You’ll get away with it. Illuminating? Illuminating! That’s the word. Because they have that knot of contradictory motives. And that, of course, is what often becomes a commercial problem in a movie because the unresolved complications violate the commercial myth of the movies. Here’s the commercial myth of the movies: It is that life has problems, and therefore it can have solutions. So here we go. Here’s a problem of life: terrorists kidnap the president’s plane. Okay. Now here’s a solution: President gets terrorists! Wasn’t that easy? You walk out of the theater, boy they solved that problem! Unfortunately, life doesn’t give us those kind of problems. Life gives us dilemmas. Dilemmas like I love my mother so much I want to kill her. And you don’t solve that dilemma. Dilemmas don’t get solved, they get explored. So when you have complex characters that are exploring dilemmas, you’re never going to have a solution. When you don’t have a solution, a simplistic little ka-ching of a cash register that usually occurs when a Hollywood movie ends.
Do you distinguish between writing and directing? I don’t distinguish between writing and directing. A script I write for myself or I write for someone else, it’s the same script. It’s two different thought processes. Literary logic and visual logic are two different languages. You write in literary logic. Visual logic: This is this. That’s a different way of thinking. You write plot, character, theme, first and foremost dialogue. Then when you come to direct it, you try to think visually. So I would approach a script I wrote the same way I would approach a script someone else wrote. You just look at the thing and say, y’know, what can I do to salvage this now? How can I rethink this visually?
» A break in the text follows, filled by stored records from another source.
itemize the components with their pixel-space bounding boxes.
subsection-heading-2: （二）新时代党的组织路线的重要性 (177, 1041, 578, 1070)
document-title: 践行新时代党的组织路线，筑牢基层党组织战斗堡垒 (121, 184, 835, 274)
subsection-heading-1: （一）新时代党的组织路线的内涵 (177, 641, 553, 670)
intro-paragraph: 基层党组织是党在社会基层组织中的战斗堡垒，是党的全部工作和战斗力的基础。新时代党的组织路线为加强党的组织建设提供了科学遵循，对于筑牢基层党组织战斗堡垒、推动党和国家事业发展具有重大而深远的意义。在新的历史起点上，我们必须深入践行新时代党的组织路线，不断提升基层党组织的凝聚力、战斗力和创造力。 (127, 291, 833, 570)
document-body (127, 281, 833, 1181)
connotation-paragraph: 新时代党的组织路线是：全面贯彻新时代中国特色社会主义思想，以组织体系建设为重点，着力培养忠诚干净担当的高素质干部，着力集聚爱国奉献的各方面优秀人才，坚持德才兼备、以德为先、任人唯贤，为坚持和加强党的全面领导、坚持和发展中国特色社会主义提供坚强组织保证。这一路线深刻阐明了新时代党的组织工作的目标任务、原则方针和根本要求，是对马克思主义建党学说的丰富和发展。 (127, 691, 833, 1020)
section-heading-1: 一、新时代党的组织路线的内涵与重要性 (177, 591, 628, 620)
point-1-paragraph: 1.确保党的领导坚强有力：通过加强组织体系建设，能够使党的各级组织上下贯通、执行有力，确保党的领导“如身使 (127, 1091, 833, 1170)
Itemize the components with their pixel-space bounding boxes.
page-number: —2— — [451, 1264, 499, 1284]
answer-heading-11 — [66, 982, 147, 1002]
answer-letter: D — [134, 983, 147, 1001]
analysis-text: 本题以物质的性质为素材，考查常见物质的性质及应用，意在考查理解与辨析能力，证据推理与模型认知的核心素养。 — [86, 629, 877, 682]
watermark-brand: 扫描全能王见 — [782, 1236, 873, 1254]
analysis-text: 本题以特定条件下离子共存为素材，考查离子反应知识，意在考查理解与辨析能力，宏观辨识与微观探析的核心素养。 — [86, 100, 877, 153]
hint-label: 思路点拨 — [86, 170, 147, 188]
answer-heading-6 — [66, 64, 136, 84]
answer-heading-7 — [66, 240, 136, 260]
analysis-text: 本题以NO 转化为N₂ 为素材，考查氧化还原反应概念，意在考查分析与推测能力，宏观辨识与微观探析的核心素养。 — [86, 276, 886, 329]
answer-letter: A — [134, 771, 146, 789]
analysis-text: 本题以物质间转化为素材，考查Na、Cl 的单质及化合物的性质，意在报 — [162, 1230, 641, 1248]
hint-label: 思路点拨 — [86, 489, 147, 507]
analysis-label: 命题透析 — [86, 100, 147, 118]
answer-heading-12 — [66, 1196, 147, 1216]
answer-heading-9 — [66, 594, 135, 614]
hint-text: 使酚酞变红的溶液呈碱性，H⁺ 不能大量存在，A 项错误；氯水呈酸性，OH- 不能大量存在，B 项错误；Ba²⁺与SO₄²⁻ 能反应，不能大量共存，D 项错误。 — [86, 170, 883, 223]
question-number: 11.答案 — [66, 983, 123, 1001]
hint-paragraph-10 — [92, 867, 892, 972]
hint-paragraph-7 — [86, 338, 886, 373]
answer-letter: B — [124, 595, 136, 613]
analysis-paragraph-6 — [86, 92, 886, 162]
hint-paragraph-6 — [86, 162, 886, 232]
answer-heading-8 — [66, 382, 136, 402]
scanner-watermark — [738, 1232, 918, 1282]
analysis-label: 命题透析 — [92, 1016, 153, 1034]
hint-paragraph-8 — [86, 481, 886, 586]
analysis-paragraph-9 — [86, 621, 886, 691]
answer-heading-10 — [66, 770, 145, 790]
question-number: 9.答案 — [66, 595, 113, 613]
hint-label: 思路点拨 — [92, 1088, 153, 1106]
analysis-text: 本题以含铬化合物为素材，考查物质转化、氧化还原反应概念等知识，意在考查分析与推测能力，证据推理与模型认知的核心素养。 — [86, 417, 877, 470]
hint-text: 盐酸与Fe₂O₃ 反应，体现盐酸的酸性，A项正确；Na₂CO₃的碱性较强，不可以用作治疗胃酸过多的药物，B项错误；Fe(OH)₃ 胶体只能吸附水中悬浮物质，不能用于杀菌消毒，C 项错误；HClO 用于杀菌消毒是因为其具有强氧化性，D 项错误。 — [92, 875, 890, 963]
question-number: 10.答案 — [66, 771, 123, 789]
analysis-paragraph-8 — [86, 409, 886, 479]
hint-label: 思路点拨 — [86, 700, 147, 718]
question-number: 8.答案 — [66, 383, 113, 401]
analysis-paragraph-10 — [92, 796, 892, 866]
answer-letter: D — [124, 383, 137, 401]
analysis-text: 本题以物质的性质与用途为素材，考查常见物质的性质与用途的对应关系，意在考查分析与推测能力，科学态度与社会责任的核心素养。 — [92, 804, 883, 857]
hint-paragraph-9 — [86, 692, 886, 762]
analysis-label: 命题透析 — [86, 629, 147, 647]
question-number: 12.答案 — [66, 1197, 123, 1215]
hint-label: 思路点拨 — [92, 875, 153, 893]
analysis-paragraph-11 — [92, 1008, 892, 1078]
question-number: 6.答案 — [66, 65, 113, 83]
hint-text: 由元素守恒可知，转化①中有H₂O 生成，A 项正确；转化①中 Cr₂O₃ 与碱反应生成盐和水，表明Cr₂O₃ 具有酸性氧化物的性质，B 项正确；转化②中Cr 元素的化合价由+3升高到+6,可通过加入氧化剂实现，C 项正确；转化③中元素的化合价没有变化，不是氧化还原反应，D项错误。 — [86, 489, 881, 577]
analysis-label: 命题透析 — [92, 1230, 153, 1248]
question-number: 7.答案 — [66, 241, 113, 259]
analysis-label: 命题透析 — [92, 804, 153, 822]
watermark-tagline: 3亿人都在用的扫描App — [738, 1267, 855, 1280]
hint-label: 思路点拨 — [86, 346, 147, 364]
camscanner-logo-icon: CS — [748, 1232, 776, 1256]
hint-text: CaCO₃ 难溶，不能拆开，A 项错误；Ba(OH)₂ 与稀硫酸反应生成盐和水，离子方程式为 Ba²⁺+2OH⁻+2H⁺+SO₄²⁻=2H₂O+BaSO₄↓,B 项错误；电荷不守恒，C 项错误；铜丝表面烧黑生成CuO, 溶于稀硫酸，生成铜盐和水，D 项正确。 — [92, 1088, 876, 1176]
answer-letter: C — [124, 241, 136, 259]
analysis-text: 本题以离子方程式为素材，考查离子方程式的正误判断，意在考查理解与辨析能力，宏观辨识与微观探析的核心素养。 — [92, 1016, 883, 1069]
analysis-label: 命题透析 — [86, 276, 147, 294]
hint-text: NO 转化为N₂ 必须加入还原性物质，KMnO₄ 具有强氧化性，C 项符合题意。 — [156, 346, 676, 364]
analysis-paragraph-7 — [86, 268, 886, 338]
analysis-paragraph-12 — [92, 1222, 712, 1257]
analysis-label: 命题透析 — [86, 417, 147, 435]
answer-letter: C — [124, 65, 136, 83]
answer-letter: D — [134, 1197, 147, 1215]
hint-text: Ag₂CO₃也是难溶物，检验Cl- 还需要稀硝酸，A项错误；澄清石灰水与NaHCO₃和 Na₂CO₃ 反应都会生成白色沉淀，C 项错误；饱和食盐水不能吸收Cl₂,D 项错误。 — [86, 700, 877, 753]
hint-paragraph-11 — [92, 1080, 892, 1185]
So from loneliness to collaboration. What can you say about working with Scorsese? We’ve done four films over the years. I think it’s been a very felicitous collaboration. We’re quite similar in temperament, two moralistic asthmatics. His cultural background is urban, it’s Roman Catholic, and Italian. Mine is suburban or rural and it’s Dutch Calvinist. It’s Dutch. So he was raised in churches that look like chapels, I was raised in churches that look like courtrooms. That’s just about enough difference for us to be on the same wavelength yet have a slightly different take on everything. So I think that’s what has been the essence of that collaboration.
“First Reformed” opens Friday, May 25 at River East, Landmark Century and CineArts Evanston and will go wider in coming weeks.